Je clignai des yeux. Le petit brun pris l’apparence d’une demoiselle, une belle blonde, son visage était légèrement brûlé. La charmante demoiselle vint pointer sur ma tempe un desert eagle tandis que mon propre revolver vint se poser sur son nez. D’une même voix on prononça une dernière tirade.

« Bienvenue dans ma réalité. On est ni un gentlemen au grand cœur, ni un héros. Je combats pas le pouvoir, ni la pauvreté, je suis là pour toucher le soleil de mes ailes de cires. Je veux pas qu’on m’offre une médaille, limite devenir dresseur, ou devenir Seigneur Sith. J’en ai rien à foutre d’être un symbole, je veux que ma mort foute le feu aux poudres, que le monde s’embrase quand je trépasserais, je veux tout, tout, tout de suite, je veux regarder dieu et à sa gueule cracher. Voilà ce que je veux. Qu’il me reste, une semaine, six mois, un an, j’en ai rien à foutre. J’ai pas besoin de superpouvoirs, ni d’une superpuissance derrière moi. Je veux vivre. Vivre. Encore. A jamais. J’ai peur de claquer. Je suis condamné, mais putain je veux rester. Au moins dans une mémoire.
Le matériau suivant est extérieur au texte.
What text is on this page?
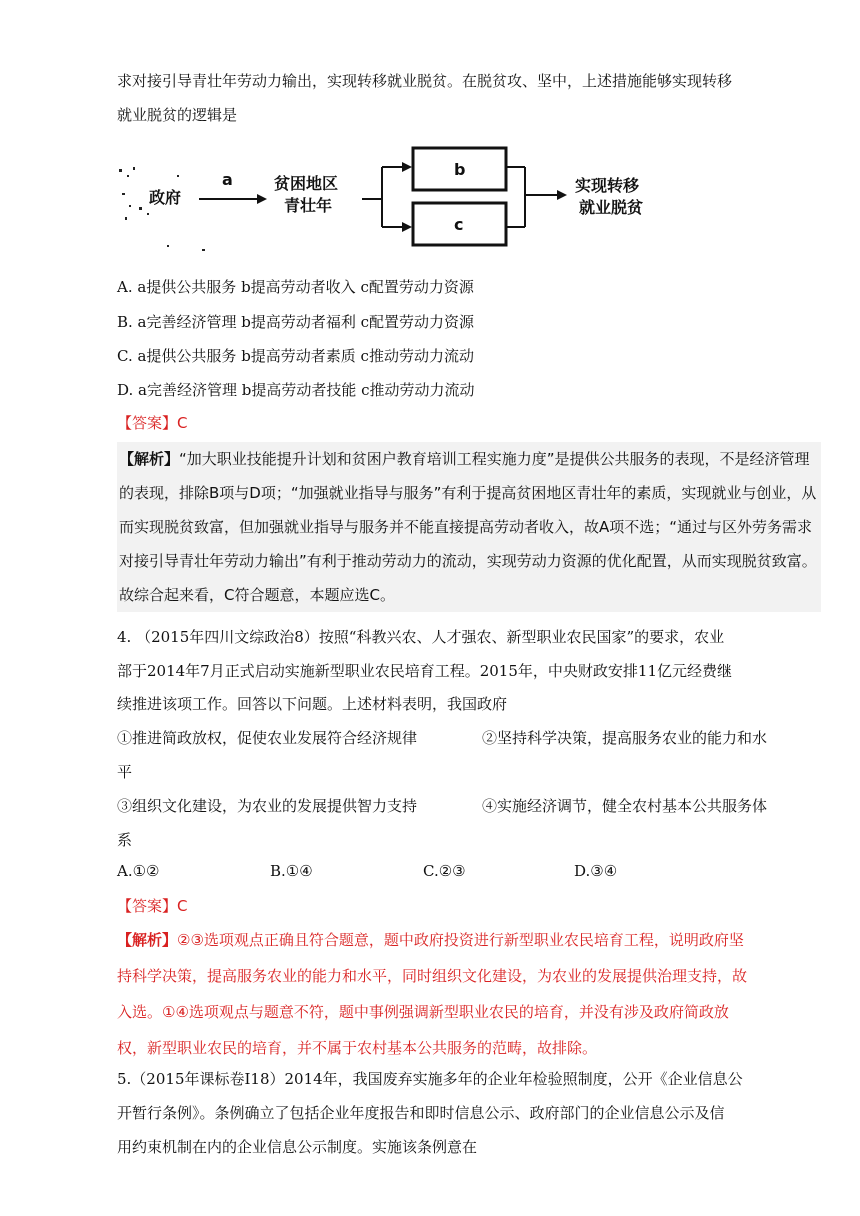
求对接引导青壮年劳动力输出，实现转移就业脱贫。在脱贫攻、坚中，上述措施能够实现转移
就业脱贫的逻辑是
政府
a	贫困地区
青壮年
b
c
实现转移
就业脱贫
A. a提供公共服务 b提高劳动者收入 c配置劳动力资源
B. a完善经济管理 b提高劳动者福利 c配置劳动力资源
C. a提供公共服务 b提高劳动者素质 c推动劳动力流动
D. a完善经济管理 b提高劳动者技能 c推动劳动力流动
【答案】C
【解析】“加大职业技能提升计划和贫困户教育培训工程实施力度”是提供公共服务的表现，不是经济管理的表现，排除B项与D项；“加强就业指导与服务”有利于提高贫困地区青壮年的素质，实现就业与创业，从而实现脱贫致富，但加强就业指导与服务并不能直接提高劳动者收入，故A项不选；“通过与区外劳务需求对接引导青壮年劳动力输出”有利于推动劳动力的流动，实现劳动力资源的优化配置，从而实现脱贫致富。故综合起来看，C符合题意，本题应选C。
4. （2015年四川文综政治8）按照“科教兴农、人才强农、新型职业农民国家”的要求，农业
部于2014年7月正式启动实施新型职业农民培育工程。2015年，中央财政安排11亿元经费继
续推进该项工作。回答以下问题。上述材料表明，我国政府
①推进简政放权，促使农业发展符合经济规律	②坚持科学决策，提高服务农业的能力和水
平
③组织文化建设，为农业的发展提供智力支持	④实施经济调节，健全农村基本公共服务体
系
A.①②	B.①④	C.②③	D.③④
【答案】C
【解析】②③选项观点正确且符合题意，题中政府投资进行新型职业农民培育工程，说明政府坚持科学决策，提高服务农业的能力和水平，同时组织文化建设，为农业的发展提供治理支持，故入选。①④选项观点与题意不符，题中事例强调新型职业农民的培育，并没有涉及政府简政放权，新型职业农民的培育，并不属于农村基本公共服务的范畴，故排除。
5.（2015年课标卷Ⅰ18）2014年，我国废弃实施多年的企业年检验照制度，公开《企业信息公
开暂行条例》。条例确立了包括企业年度报告和即时信息公示、政府部门的企业信息公示及信
用约束机制在内的企业信息公示制度。实施该条例意在
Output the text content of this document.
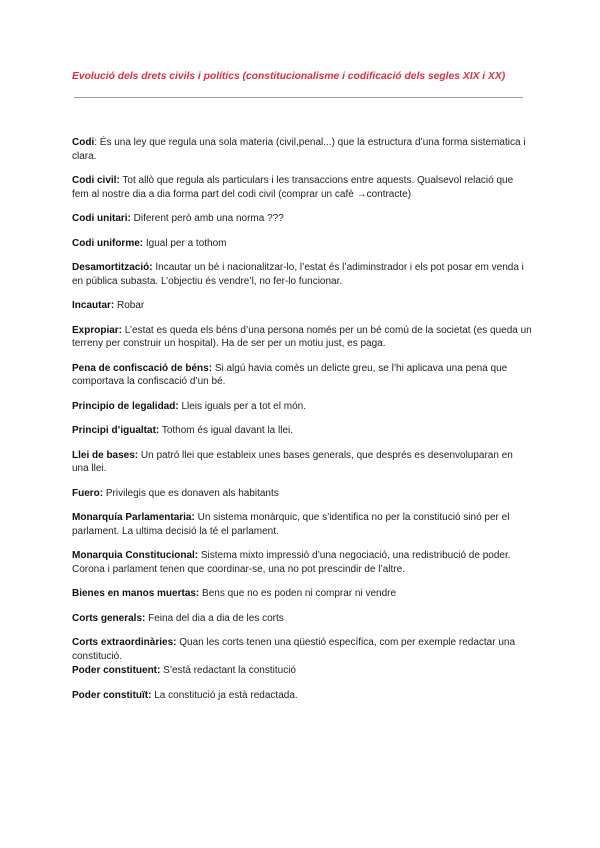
Evolució dels drets civils i polítics (constitucionalisme i codificació dels segles XIX i XX)

Codi: És una ley que regula una sola materia (civil,penal...) que la estructura d’una forma sistematica i clara.

Codi civil: Tot allò que regula als particulars i les transaccions entre aquests. Qualsevol relació que fem al nostre dia a dia forma part del codi civil (comprar un cafè →contracte)

Codi unitari: Diferent però amb una norma ???

Codi uniforme: Igual per a tothom

Desamortització: Incautar un bé i nacionalitzar-lo, l’estat és l’adiminstrador i els pot posar em venda i en pública subasta. L’objectiu és vendre’l, no fer-lo funcionar.

Incautar: Robar

Expropiar: L’estat es queda els béns d’una persona només per un bé comú de la societat (es queda un terreny per construir un hospital). Ha de ser per un motiu just, es paga.

Pena de confiscació de béns: Si algú havia comès un delicte greu, se l’hi aplicava una pena que comportava la confiscació d’un bé.

Principio de legalidad: Lleis iguals per a tot el món.

Principi d’igualtat: Tothom és igual davant la llei.

Llei de bases: Un patró llei que estableix unes bases generals, que després es desenvoluparan en una llei.

Fuero: Privilegis que es donaven als habitants

Monarquía Parlamentaria: Un sistema monàrquic, que s’identifica no per la constitució sinó per el parlament. La ultima decisió la té el parlament.

Monarquia Constitucional: Sistema mixto impressió d’una negociació, una redistribució de poder. Corona i parlament tenen que coordinar-se, una no pot prescindir de l’altre.

Bienes en manos muertas: Bens que no es poden ni comprar ni vendre

Corts generals: Feina del dia a dia de les corts

Corts extraordinàries: Quan les corts tenen una qüestió específica, com per exemple redactar una constitució.

Poder constituent: S’està redactant la constitució

Poder constituït: La constitució ja està redactada.
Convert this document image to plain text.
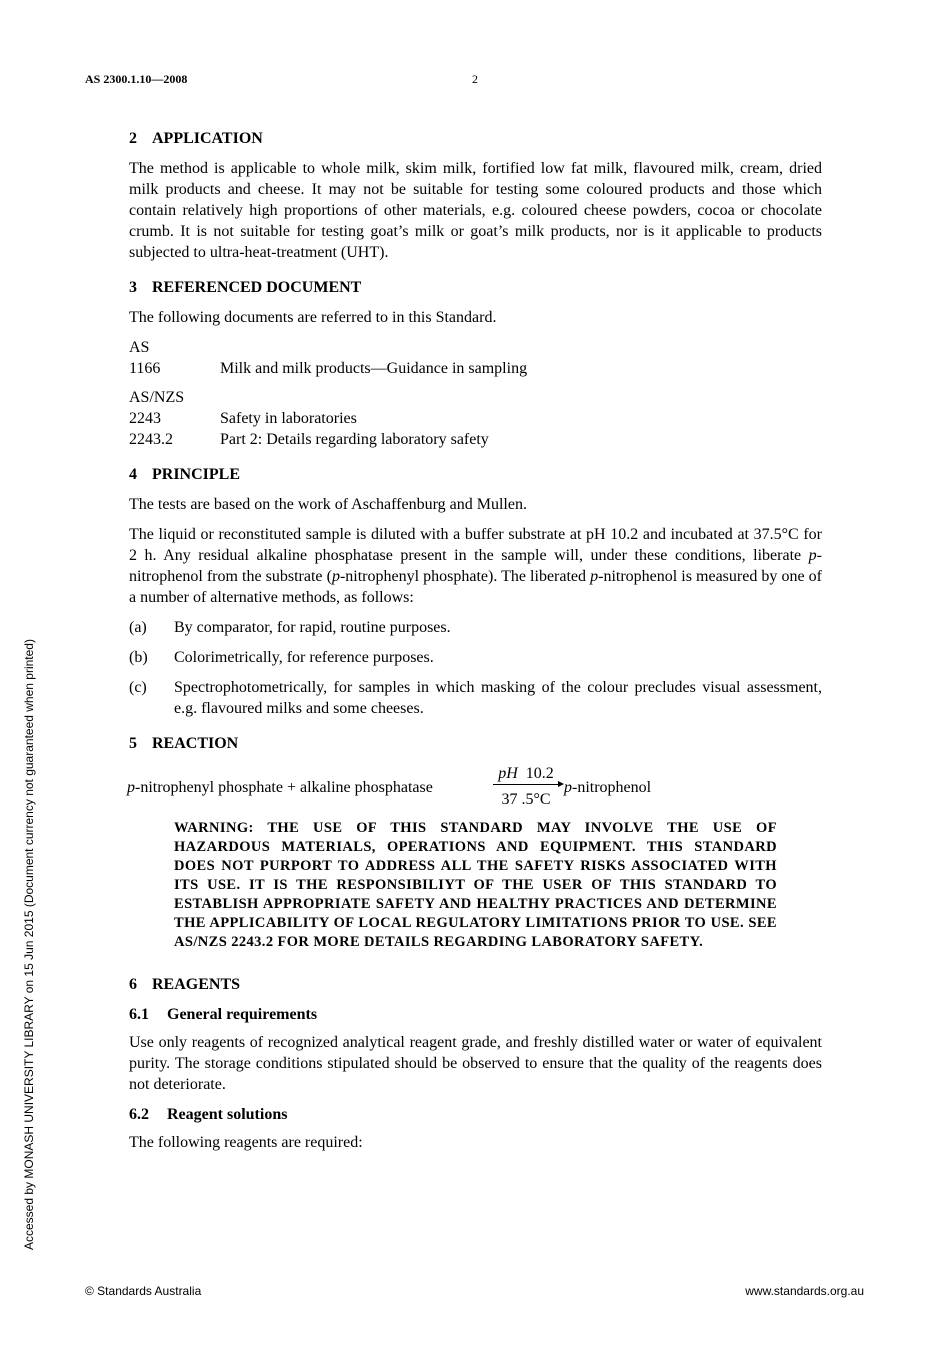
AS 2300.1.10—2008	2
Accessed by MONASH UNIVERSITY LIBRARY on 15 Jun 2015 (Document currency not guaranteed when printed)
2 APPLICATION

The method is applicable to whole milk, skim milk, fortified low fat milk, flavoured milk, cream, dried milk products and cheese. It may not be suitable for testing some coloured products and those which contain relatively high proportions of other materials, e.g. coloured cheese powders, cocoa or chocolate crumb. It is not suitable for testing goat’s milk or goat’s milk products, nor is it applicable to products subjected to ultra-heat-treatment (UHT).

3 REFERENCED DOCUMENT

The following documents are referred to in this Standard.

AS
1166	Milk and milk products—Guidance in sampling
AS/NZS
2243	Safety in laboratories
2243.2	Part 2: Details regarding laboratory safety
4 PRINCIPLE

The tests are based on the work of Aschaffenburg and Mullen.

The liquid or reconstituted sample is diluted with a buffer substrate at pH 10.2 and incubated at 37.5°C for 2 h. Any residual alkaline phosphatase present in the sample will, under these conditions, liberate p-nitrophenol from the substrate (p-nitrophenyl phosphate). The liberated p-nitrophenol is measured by one of a number of alternative methods, as follows:

(a)	By comparator, for rapid, routine purposes.
(b)	Colorimetrically, for reference purposes.
(c)	Spectrophotometrically, for samples in which masking of the colour precludes visual assessment, e.g. flavoured milks and some cheeses.
5 REACTION
p-nitrophenyl phosphate + alkaline phosphatase
pH 10.2
37 .5°C
p-nitrophenol
WARNING: THE USE OF THIS STANDARD MAY INVOLVE THE USE OF HAZARDOUS MATERIALS, OPERATIONS AND EQUIPMENT. THIS STANDARD DOES NOT PURPORT TO ADDRESS ALL THE SAFETY RISKS ASSOCIATED WITH ITS USE. IT IS THE RESPONSIBILIYT OF THE USER OF THIS STANDARD TO ESTABLISH APPROPRIATE SAFETY AND HEALTHY PRACTICES AND DETERMINE THE APPLICABILITY OF LOCAL REGULATORY LIMITATIONS PRIOR TO USE. SEE AS/NZS 2243.2 FOR MORE DETAILS REGARDING LABORATORY SAFETY.
6 REAGENTS
6.1 General requirements

Use only reagents of recognized analytical reagent grade, and freshly distilled water or water of equivalent purity. The storage conditions stipulated should be observed to ensure that the quality of the reagents does not deteriorate.

6.2 Reagent solutions

The following reagents are required:

© Standards Australia	www.standards.org.au
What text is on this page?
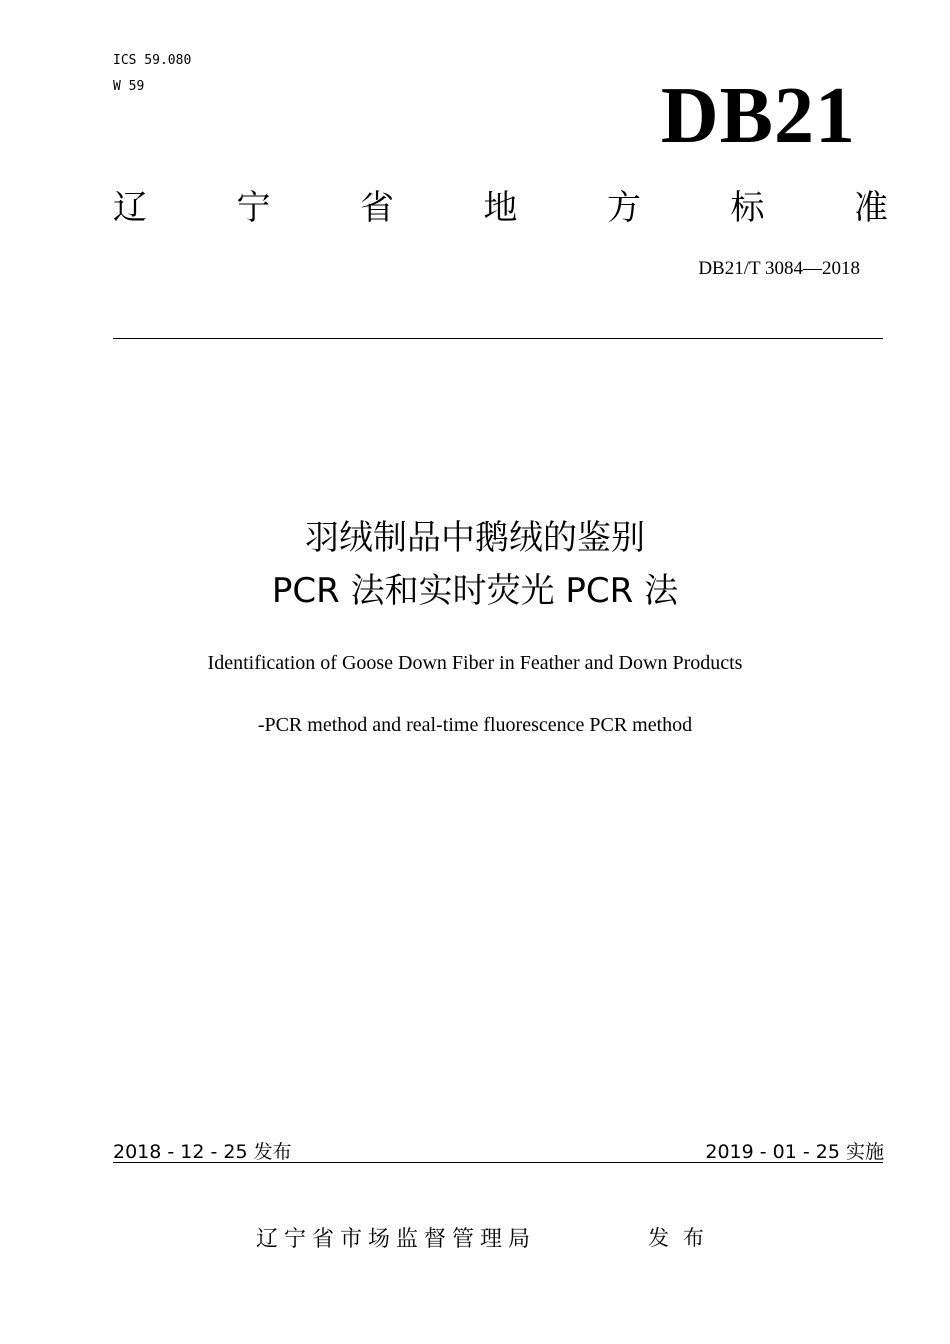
ICS 59.080
W 59	DB21
辽	宁	省	地	方	标	准
DB21/T 3084—2018
羽绒制品中鹅绒的鉴别
PCR 法和实时荧光 PCR 法
Identification of Goose Down Fiber in Feather and Down Products
-PCR method and real-time fluorescence PCR method
2018 - 12 - 25 发布	2019 - 01 - 25 实施
辽宁省市场监督管理局	发布
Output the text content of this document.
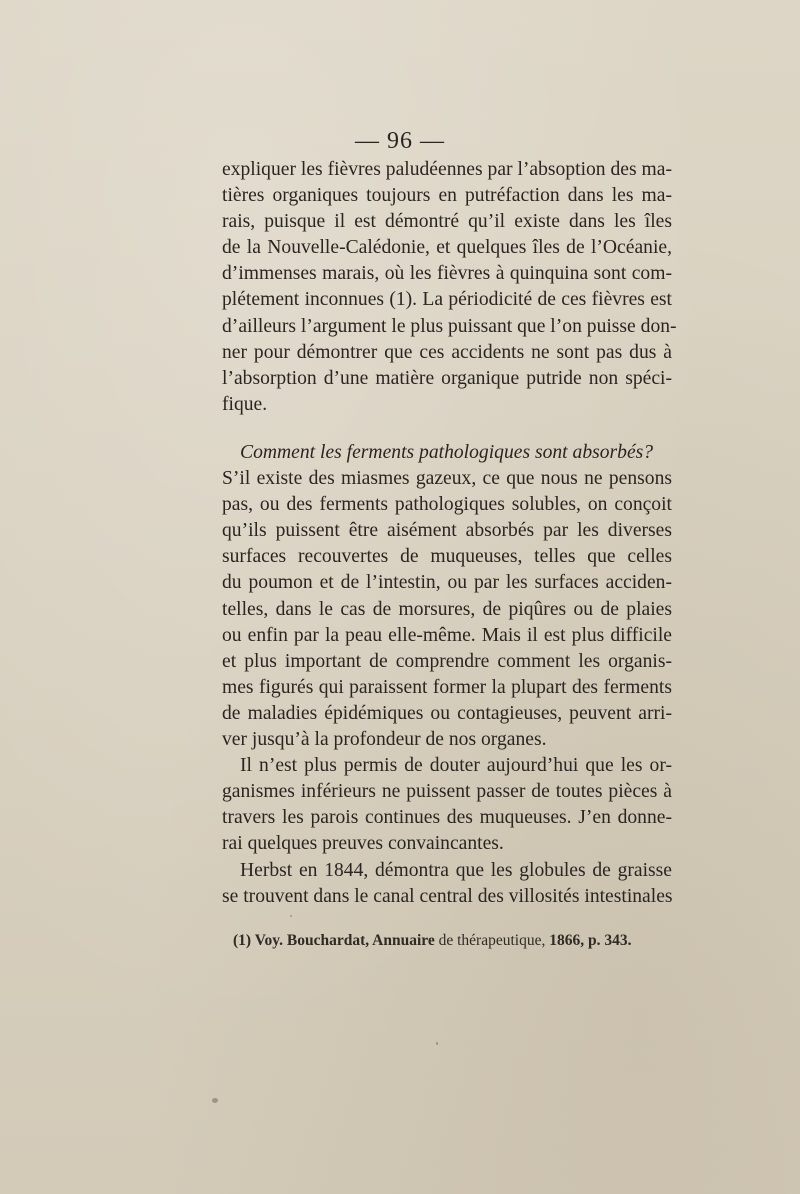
— 96 —
expliquer les fièvres paludéennes par l’absoption des ma-
tières organiques toujours en putréfaction dans les ma-
rais, puisque il est démontré qu’il existe dans les îles
de la Nouvelle-Calédonie, et quelques îles de l’Océanie,
d’immenses marais, où les fièvres à quinquina sont com-
plétement inconnues (1). La périodicité de ces fièvres est
d’ailleurs l’argument le plus puissant que l’on puisse don-
ner pour démontrer que ces accidents ne sont pas dus à
l’absorption d’une matière organique putride non spéci-
fique.
Comment les ferments pathologiques sont absorbés?
S’il existe des miasmes gazeux, ce que nous ne pensons
pas, ou des ferments pathologiques solubles, on conçoit
qu’ils puissent être aisément absorbés par les diverses
surfaces recouvertes de muqueuses, telles que celles
du poumon et de l’intestin, ou par les surfaces acciden-
telles, dans le cas de morsures, de piqûres ou de plaies
ou enfin par la peau elle-même. Mais il est plus difficile
et plus important de comprendre comment les organis-
mes figurés qui paraissent former la plupart des ferments
de maladies épidémiques ou contagieuses, peuvent arri-
ver jusqu’à la profondeur de nos organes.
Il n’est plus permis de douter aujourd’hui que les or-
ganismes inférieurs ne puissent passer de toutes pièces à
travers les parois continues des muqueuses. J’en donne-
rai quelques preuves convaincantes.
Herbst en 1844, démontra que les globules de graisse
se trouvent dans le canal central des villosités intestinales
(1) Voy. Bouchardat, Annuaire de thérapeutique, 1866, p. 343.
Dans un cœur. M’oubliez pas. »

A ces mots les deux armes vinrent tirer une balle. Explosant nos crânes mutuellement. Après cet instant je me rappelle plus de rien … Ou presque. Je me rappelle de mon corps sur le sol mouillé, le sol froid. J’ai tellement froid, mon corps convulse, j’ai une crise bordel. Je vais mourir. Je vais mourir ici sans personne pour me pleurer, sans personne pour m’aimer. Je ne manquerais donc à personne. C’est la dernière qui me traversa l’esprit.

La dernière avant de me réveiller, presque nu, dans un hôpital qui puait la mort et Mr Propre.